This morning on my walk to the bus station in Pine Grove Mills, PA, I saw gas at $3.69 a gallon. It's been higher than that recently and analysts predict that in coming years it will continue to climb over $4 a gallon. No doubt, filling the tank in our Honda is now a $60 endeavor. What's it like to have a Jeep or an Escalade? It's expensive.
Expense doesn't just go to families. There's the cost of obtaining, extracting, shipping, refining, and shipping all the petroleum to do all that. Obtaining all that oil and securing it has no small part in the wars in the Middle East which are in the trillions of dollars in taxpayer expense. We have record breaking oil disasters to deal with and their years of side effects. Later, there's the cost to air quality because of particulates and fumes. And don't forget the growing and ever looming costs greenhouse gases like CO2, and CO. That's a lot of consequence from just filling up your tank to get to work, take your kids to a baseball game or piano classes, or go on vacation.
But they are there: wallet to war and gulf to greenhouse.
Short of cutting individual car use what's to be done? The Pew Environment Group is calling on President Obama to increase fuel efficiency standards. They are asking you to help by signing on and telling the President to increase fuel efficiency to 60 miles per gallon for light trucks by 2025. They say in a press release, "With a 62 MPG standard, vehicle owners could see an average net savings of $6,475 over the lifetime of the car." That's nothing to ignore for most people in today's economy. Sectors of industry and so-called "consumer choice" will and have decried these standards as draconian and unrealistic, but the interconnected realities of peak oil, increasing global oil consumption, and climate change will make oil much more expensive and the cost of using it increasingly pressing as well.

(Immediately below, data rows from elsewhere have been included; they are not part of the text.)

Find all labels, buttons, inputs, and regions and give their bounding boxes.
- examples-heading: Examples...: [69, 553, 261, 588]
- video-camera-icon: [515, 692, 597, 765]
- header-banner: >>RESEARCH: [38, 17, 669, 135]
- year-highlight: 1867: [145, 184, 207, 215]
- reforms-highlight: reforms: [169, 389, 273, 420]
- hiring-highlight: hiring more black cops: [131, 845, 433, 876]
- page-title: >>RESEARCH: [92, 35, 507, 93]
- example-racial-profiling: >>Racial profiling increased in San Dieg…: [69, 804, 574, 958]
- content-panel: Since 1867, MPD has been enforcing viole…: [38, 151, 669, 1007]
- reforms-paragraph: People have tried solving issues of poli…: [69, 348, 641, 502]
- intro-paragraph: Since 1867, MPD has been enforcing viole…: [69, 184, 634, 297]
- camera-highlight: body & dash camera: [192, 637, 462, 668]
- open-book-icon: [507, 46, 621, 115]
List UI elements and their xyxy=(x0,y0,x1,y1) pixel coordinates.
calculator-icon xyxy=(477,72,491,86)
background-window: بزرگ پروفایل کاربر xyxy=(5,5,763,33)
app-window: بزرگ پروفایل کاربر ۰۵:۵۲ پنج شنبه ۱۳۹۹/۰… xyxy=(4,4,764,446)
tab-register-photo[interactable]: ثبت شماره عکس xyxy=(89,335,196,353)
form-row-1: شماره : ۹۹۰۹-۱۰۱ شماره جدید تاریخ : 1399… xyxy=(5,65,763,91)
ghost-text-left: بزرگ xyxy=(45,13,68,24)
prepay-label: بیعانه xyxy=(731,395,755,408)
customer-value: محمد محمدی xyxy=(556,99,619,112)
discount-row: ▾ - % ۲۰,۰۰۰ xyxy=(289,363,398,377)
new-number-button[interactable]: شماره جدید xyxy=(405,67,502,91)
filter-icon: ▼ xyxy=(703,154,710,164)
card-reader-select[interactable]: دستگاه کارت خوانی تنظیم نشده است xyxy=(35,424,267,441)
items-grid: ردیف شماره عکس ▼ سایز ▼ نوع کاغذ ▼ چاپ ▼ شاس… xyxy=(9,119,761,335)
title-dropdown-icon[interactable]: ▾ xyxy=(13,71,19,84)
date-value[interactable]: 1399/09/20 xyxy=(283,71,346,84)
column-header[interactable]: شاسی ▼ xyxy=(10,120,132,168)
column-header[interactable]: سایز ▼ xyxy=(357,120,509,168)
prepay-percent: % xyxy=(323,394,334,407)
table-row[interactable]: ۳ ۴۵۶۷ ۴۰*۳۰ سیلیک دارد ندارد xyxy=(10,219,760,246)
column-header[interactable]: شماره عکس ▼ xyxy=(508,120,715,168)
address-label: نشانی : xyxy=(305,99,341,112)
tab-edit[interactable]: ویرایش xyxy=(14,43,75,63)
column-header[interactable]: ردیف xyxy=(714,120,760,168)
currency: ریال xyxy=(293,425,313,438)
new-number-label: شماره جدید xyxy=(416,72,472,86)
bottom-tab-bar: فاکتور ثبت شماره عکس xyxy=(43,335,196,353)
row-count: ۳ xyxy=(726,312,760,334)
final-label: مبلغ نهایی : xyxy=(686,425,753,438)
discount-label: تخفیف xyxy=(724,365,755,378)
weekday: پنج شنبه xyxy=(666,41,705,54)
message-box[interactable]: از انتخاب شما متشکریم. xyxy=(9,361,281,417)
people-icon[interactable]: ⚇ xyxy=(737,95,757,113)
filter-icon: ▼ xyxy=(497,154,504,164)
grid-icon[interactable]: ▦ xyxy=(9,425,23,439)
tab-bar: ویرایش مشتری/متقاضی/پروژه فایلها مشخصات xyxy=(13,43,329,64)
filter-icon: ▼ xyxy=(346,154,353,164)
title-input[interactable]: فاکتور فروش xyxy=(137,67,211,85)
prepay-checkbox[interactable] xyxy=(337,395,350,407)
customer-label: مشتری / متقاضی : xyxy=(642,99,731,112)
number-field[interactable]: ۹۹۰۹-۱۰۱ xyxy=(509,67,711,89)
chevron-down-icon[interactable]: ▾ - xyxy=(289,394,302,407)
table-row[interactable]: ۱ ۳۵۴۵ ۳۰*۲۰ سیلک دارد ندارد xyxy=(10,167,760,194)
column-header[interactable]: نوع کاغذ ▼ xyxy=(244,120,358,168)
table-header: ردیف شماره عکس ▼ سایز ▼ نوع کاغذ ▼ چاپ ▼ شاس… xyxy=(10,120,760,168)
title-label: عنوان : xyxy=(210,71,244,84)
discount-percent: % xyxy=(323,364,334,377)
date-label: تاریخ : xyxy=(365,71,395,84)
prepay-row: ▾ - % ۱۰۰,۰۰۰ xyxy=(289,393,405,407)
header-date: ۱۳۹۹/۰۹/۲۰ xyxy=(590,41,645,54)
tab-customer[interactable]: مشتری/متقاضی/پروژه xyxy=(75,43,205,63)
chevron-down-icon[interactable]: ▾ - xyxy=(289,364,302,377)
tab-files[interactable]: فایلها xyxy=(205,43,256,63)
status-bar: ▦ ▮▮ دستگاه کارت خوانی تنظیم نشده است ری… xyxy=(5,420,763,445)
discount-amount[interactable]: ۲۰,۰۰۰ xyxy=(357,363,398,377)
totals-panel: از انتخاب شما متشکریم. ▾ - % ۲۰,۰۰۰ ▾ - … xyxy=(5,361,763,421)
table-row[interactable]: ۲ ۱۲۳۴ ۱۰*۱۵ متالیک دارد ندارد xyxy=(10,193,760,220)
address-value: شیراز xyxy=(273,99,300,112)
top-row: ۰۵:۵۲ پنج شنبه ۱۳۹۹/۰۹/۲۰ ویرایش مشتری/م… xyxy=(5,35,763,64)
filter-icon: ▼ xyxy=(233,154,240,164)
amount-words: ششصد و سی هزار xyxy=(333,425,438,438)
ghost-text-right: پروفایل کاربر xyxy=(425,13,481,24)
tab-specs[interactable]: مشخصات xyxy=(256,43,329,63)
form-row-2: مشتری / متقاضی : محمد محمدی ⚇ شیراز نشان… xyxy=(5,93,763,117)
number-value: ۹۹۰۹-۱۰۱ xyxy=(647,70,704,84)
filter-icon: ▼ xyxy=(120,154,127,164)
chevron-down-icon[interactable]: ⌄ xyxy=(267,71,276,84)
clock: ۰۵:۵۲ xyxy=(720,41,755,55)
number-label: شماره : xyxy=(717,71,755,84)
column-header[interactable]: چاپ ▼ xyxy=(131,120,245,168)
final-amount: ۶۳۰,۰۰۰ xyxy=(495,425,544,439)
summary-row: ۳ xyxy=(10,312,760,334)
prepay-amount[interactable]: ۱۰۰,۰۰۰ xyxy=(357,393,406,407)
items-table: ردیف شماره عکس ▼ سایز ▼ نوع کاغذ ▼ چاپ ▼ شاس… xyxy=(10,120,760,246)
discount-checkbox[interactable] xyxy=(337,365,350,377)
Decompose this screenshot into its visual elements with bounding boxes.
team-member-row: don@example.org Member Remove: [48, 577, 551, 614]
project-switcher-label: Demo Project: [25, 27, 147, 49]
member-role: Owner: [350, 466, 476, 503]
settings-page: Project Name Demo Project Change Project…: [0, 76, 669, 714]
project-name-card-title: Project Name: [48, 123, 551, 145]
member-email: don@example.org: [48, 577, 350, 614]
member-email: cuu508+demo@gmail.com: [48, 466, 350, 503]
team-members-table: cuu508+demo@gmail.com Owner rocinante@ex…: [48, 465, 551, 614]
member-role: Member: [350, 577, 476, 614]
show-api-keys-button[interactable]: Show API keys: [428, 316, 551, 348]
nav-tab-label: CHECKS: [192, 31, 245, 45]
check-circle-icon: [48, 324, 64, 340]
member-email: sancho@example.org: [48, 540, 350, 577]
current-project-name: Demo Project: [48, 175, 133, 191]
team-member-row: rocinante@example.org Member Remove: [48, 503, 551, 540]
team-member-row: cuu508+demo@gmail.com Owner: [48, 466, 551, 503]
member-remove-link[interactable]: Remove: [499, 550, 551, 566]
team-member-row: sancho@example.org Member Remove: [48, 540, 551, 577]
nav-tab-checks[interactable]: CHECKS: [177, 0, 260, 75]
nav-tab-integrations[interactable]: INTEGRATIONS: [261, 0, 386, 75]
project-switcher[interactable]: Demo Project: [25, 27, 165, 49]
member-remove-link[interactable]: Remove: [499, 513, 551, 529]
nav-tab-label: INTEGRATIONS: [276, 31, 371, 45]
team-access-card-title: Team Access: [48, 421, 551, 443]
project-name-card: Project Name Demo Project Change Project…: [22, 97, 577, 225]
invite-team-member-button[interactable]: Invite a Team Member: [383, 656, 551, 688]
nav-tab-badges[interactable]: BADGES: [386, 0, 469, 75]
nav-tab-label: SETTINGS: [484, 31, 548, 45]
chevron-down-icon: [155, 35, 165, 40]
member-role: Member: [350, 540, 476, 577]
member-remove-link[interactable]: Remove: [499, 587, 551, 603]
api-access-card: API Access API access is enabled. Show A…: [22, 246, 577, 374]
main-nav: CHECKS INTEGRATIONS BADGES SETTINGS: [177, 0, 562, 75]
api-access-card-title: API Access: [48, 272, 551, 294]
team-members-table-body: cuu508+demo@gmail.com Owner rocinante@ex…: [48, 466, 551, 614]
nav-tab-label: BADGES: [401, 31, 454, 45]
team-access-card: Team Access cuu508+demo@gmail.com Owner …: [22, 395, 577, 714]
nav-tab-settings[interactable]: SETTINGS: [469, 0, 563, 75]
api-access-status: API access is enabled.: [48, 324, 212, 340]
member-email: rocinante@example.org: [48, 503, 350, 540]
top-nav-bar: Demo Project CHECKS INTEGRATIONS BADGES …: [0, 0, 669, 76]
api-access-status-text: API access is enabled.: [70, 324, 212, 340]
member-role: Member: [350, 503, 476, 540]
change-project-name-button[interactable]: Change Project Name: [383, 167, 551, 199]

So it looks as though we might aim at fuel use reduction as a goal. Reduce is the first of the "three R's" after all: Reduce. Reuse. Recycle.
But if reduction is a genuine goal, then why not push even harder for even bigger reductions through bigger changes? In the same Pew press release they write, "[R]ecent polls show that Americans want to drive farther on a tank of gas, including one survey on behalf of Go60MPG, a coalition of advocacy groups seeking higher fuel-efficiency standards, which revealed 74 percent of those surveyed supporting 60 MPG by 2025." This is confusing.
Many people want more efficient cars which would reduce environmental and personal economic woes if they drive the same amount. More than doubling fuel economy could more than halve your gas payout if you drive the same distance. But if you double your driving distance you have neither saved fuel, money, nor the effects of burning that gas. Do you smell a Jevons Paradox?
What do you think? Should we go beyond fuel efficiency standards? Should we go beyond transportation to urban or national planning?